I have always been impressed to read and learn how people work, how they organize their days, what they decide to value, how they communicate or how they describe their processes to make collaboration effortless. Especially if they are part of a larger organization - like a company. Usually companies collect their knowledge, their processes and their principles in so-called employee handbooks and they are super-secret. But a few companies are not afraid to publish their work style, their culture and their policies.

This is a collection of employee handbooks that inspire me, that make me think and motivate me to improve my own workplace. With a big thank you to the unknown contributors.

Gitlab Handbook

Gitlab is one of the bigger remote first companies. And - of course - they keep their handbook online and public. If you are interested into how remote organizations work and how they organize people and processes, this is a great handbook to start from. By the time of this writing in late 2023 the Gitlab handbook is in a state of migration, which itself is documented in the handbook, of course.

Checkly's Employee Handbook

Checkly provides monitoring-as-code and they use Notion to publish their handbook online. Like Gitlab, they put a lot of focus on async communication. Structuring your asynchronous communication and guide it with principles becomes key if you want to go remote, hybrid and distributed.

Netflix

An early Netflix company handbook leaked in the early 2010s. Since then the handbook evolved and moved into their hiring portal. A good example, that an open handbook may also address new applicants, that can get informed when wanting to apply to a company. The internal culture will shine through in the handbook pages and will make it possible to any applicant to prepare for an interview and ask just the right questions.

Basecamp

I have been following the guys at 37signals for oh-i-dont-know-how-long. The former company of Jason Fried and David Heinemeier Hansson call themselves Basecamp now, named after their most successful product. And they keep their handbook on Github. There they can easily convert it into pages, hand it around, print it out if they need to. Like Notion, Github is a popular choice for publishing handbooks.
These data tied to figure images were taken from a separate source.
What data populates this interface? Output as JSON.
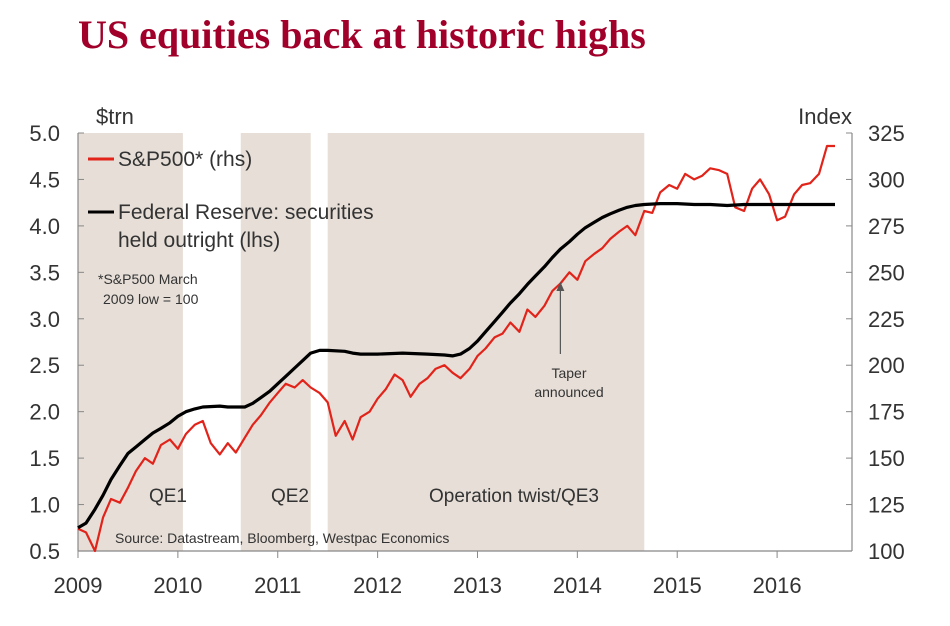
{
  "chart_data": {
    "type": "line",
    "title": "US equities back at historic highs",
    "left_axis": {
      "unit": "$trn",
      "ticks": [
        "5.0",
        "4.5",
        "4.0",
        "3.5",
        "3.0",
        "2.5",
        "2.0",
        "1.5",
        "1.0",
        "0.5"
      ],
      "ylim": [
        0.5,
        5.0
      ]
    },
    "right_axis": {
      "unit": "Index",
      "ticks": [
        "325",
        "300",
        "275",
        "250",
        "225",
        "200",
        "175",
        "150",
        "125",
        "100"
      ],
      "ylim": [
        100,
        325
      ]
    },
    "x_axis": {
      "ticks": [
        "2009",
        "2010",
        "2011",
        "2012",
        "2013",
        "2014",
        "2015",
        "2016"
      ],
      "xlim": [
        2009.0,
        2016.75
      ]
    },
    "legend": [
      {
        "label": "S&P500* (rhs)",
        "color": "#e2231a"
      },
      {
        "label": "Federal Reserve: securities",
        "label2": "held outright (lhs)",
        "color": "#000000"
      }
    ],
    "note": {
      "line1": "*S&P500 March",
      "line2": "2009  low = 100"
    },
    "shaded_periods": [
      {
        "label": "QE1",
        "start": 2009.0,
        "end": 2010.05
      },
      {
        "label": "QE2",
        "start": 2010.63,
        "end": 2011.33
      },
      {
        "label": "Operation twist/QE3",
        "start": 2011.5,
        "end": 2014.67
      }
    ],
    "annotation": {
      "line1": "Taper",
      "line2": "announced",
      "date": 2013.83,
      "points_to_value": 248
    },
    "source": "Source: Datastream, Bloomberg, Westpac Economics",
    "series": [
      {
        "name": "S&P500* (rhs)",
        "axis": "right",
        "color": "#e2231a",
        "points": [
          [
            2009.0,
            112
          ],
          [
            2009.08,
            110
          ],
          [
            2009.17,
            100
          ],
          [
            2009.25,
            118
          ],
          [
            2009.33,
            128
          ],
          [
            2009.42,
            126
          ],
          [
            2009.5,
            134
          ],
          [
            2009.58,
            143
          ],
          [
            2009.67,
            150
          ],
          [
            2009.75,
            147
          ],
          [
            2009.83,
            157
          ],
          [
            2009.92,
            160
          ],
          [
            2010.0,
            155
          ],
          [
            2010.08,
            163
          ],
          [
            2010.17,
            168
          ],
          [
            2010.25,
            170
          ],
          [
            2010.33,
            158
          ],
          [
            2010.42,
            152
          ],
          [
            2010.5,
            158
          ],
          [
            2010.58,
            153
          ],
          [
            2010.67,
            161
          ],
          [
            2010.75,
            168
          ],
          [
            2010.83,
            173
          ],
          [
            2010.92,
            180
          ],
          [
            2011.0,
            185
          ],
          [
            2011.08,
            190
          ],
          [
            2011.17,
            188
          ],
          [
            2011.25,
            192
          ],
          [
            2011.33,
            188
          ],
          [
            2011.42,
            185
          ],
          [
            2011.5,
            180
          ],
          [
            2011.58,
            162
          ],
          [
            2011.67,
            170
          ],
          [
            2011.75,
            160
          ],
          [
            2011.83,
            172
          ],
          [
            2011.92,
            175
          ],
          [
            2012.0,
            182
          ],
          [
            2012.08,
            187
          ],
          [
            2012.17,
            195
          ],
          [
            2012.25,
            192
          ],
          [
            2012.33,
            183
          ],
          [
            2012.42,
            190
          ],
          [
            2012.5,
            193
          ],
          [
            2012.58,
            198
          ],
          [
            2012.67,
            200
          ],
          [
            2012.75,
            196
          ],
          [
            2012.83,
            193
          ],
          [
            2012.92,
            198
          ],
          [
            2013.0,
            205
          ],
          [
            2013.08,
            209
          ],
          [
            2013.17,
            215
          ],
          [
            2013.25,
            217
          ],
          [
            2013.33,
            223
          ],
          [
            2013.42,
            218
          ],
          [
            2013.5,
            230
          ],
          [
            2013.58,
            226
          ],
          [
            2013.67,
            232
          ],
          [
            2013.75,
            240
          ],
          [
            2013.83,
            244
          ],
          [
            2013.92,
            250
          ],
          [
            2014.0,
            246
          ],
          [
            2014.08,
            256
          ],
          [
            2014.17,
            260
          ],
          [
            2014.25,
            263
          ],
          [
            2014.33,
            268
          ],
          [
            2014.42,
            272
          ],
          [
            2014.5,
            275
          ],
          [
            2014.58,
            270
          ],
          [
            2014.67,
            283
          ],
          [
            2014.75,
            282
          ],
          [
            2014.83,
            293
          ],
          [
            2014.92,
            297
          ],
          [
            2015.0,
            295
          ],
          [
            2015.08,
            303
          ],
          [
            2015.17,
            300
          ],
          [
            2015.25,
            302
          ],
          [
            2015.33,
            306
          ],
          [
            2015.42,
            305
          ],
          [
            2015.5,
            303
          ],
          [
            2015.58,
            285
          ],
          [
            2015.67,
            283
          ],
          [
            2015.75,
            295
          ],
          [
            2015.83,
            300
          ],
          [
            2015.92,
            292
          ],
          [
            2016.0,
            278
          ],
          [
            2016.08,
            280
          ],
          [
            2016.17,
            292
          ],
          [
            2016.25,
            297
          ],
          [
            2016.33,
            298
          ],
          [
            2016.42,
            303
          ],
          [
            2016.5,
            318
          ],
          [
            2016.58,
            318
          ]
        ]
      },
      {
        "name": "Federal Reserve: securities held outright (lhs)",
        "axis": "left",
        "color": "#000000",
        "points": [
          [
            2009.0,
            0.75
          ],
          [
            2009.08,
            0.8
          ],
          [
            2009.17,
            0.95
          ],
          [
            2009.25,
            1.1
          ],
          [
            2009.33,
            1.27
          ],
          [
            2009.42,
            1.42
          ],
          [
            2009.5,
            1.55
          ],
          [
            2009.58,
            1.62
          ],
          [
            2009.67,
            1.7
          ],
          [
            2009.75,
            1.77
          ],
          [
            2009.83,
            1.82
          ],
          [
            2009.92,
            1.88
          ],
          [
            2010.0,
            1.95
          ],
          [
            2010.08,
            2.0
          ],
          [
            2010.17,
            2.03
          ],
          [
            2010.25,
            2.05
          ],
          [
            2010.42,
            2.06
          ],
          [
            2010.5,
            2.05
          ],
          [
            2010.58,
            2.05
          ],
          [
            2010.67,
            2.05
          ],
          [
            2010.75,
            2.09
          ],
          [
            2010.83,
            2.15
          ],
          [
            2010.92,
            2.22
          ],
          [
            2011.0,
            2.3
          ],
          [
            2011.08,
            2.38
          ],
          [
            2011.17,
            2.47
          ],
          [
            2011.25,
            2.55
          ],
          [
            2011.33,
            2.63
          ],
          [
            2011.42,
            2.66
          ],
          [
            2011.5,
            2.66
          ],
          [
            2011.67,
            2.65
          ],
          [
            2011.75,
            2.63
          ],
          [
            2011.83,
            2.62
          ],
          [
            2012.0,
            2.62
          ],
          [
            2012.25,
            2.63
          ],
          [
            2012.5,
            2.62
          ],
          [
            2012.67,
            2.61
          ],
          [
            2012.75,
            2.6
          ],
          [
            2012.83,
            2.62
          ],
          [
            2012.92,
            2.68
          ],
          [
            2013.0,
            2.76
          ],
          [
            2013.08,
            2.86
          ],
          [
            2013.17,
            2.97
          ],
          [
            2013.25,
            3.07
          ],
          [
            2013.33,
            3.17
          ],
          [
            2013.42,
            3.27
          ],
          [
            2013.5,
            3.37
          ],
          [
            2013.58,
            3.46
          ],
          [
            2013.67,
            3.56
          ],
          [
            2013.75,
            3.66
          ],
          [
            2013.83,
            3.75
          ],
          [
            2013.92,
            3.83
          ],
          [
            2014.0,
            3.91
          ],
          [
            2014.08,
            3.98
          ],
          [
            2014.17,
            4.04
          ],
          [
            2014.25,
            4.09
          ],
          [
            2014.33,
            4.13
          ],
          [
            2014.42,
            4.17
          ],
          [
            2014.5,
            4.2
          ],
          [
            2014.58,
            4.22
          ],
          [
            2014.67,
            4.23
          ],
          [
            2014.83,
            4.24
          ],
          [
            2015.0,
            4.24
          ],
          [
            2015.17,
            4.23
          ],
          [
            2015.33,
            4.23
          ],
          [
            2015.5,
            4.22
          ],
          [
            2015.67,
            4.23
          ],
          [
            2016.0,
            4.23
          ],
          [
            2016.25,
            4.23
          ],
          [
            2016.58,
            4.23
          ]
        ]
      }
    ]
  }
}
Tom Sachs: Working to Code in Tom Sachs' Studio

A YouTube movie as a handbook? Works. Beautifully constructed, the movie gives an overview over the complex structure of working in a studio. The rules are quite strict, but allow keeping up a creative environment where trust between employees may grow and is encouraged. It is a masterpiece in pacing, selected camera angles and editing. It makes you want to work in such a studio.

JetBlue

JetBlue keeps their employee handbook online - in presentation form. These handbooks obviously are more addressing new hires than being a practical guide for your daily work and challenges. However, learning how they handle things it gives a good glimpse into how they operate.

HubSpot

Like JetBlue, HubSpot keeps their Code of Conduct online as well. The presentation goes some extra effort to explain the "Why" behind some of the principles. Less day-to-day dictionary, more a glossy company presentation. Inspiring nonetheless.

Stripe

Stripe is one if the largest online payment providers that offer APIs, components and services for payment transactions. They do not really keep their handbook public, but hand out their operating principles. Stripe has established a writing-heavy culture which you can witness on their engineering blog.

Meta

Well, well, well - a public handbook can give you the impression of an open company. But never forget, your working culture is not defined by your handbook, but by how you treat people. Here's Meta's handbook on how they want to see their company (check the filename, it really has the words "update_final_6_2_final" in it). Haven't seen that for some time :)

Organisational Handbook of the German Ministry of Internal Affairs (German)

Well, who would have thought? There‘s a public org handbook available (in German Language) of one of our ministries. For me, it‘s simply impressive, that there is a public handbook at all - regardless the content.


Keeping your organizational stuff publicly online has a lot of benefits. Especially if you use a format that can be easily edited like a git repo or a wiki. Things tend to be up-to-date naturally and outdated information will be noticed. New hires can take a glimpse of their new company, self-education is encouraged.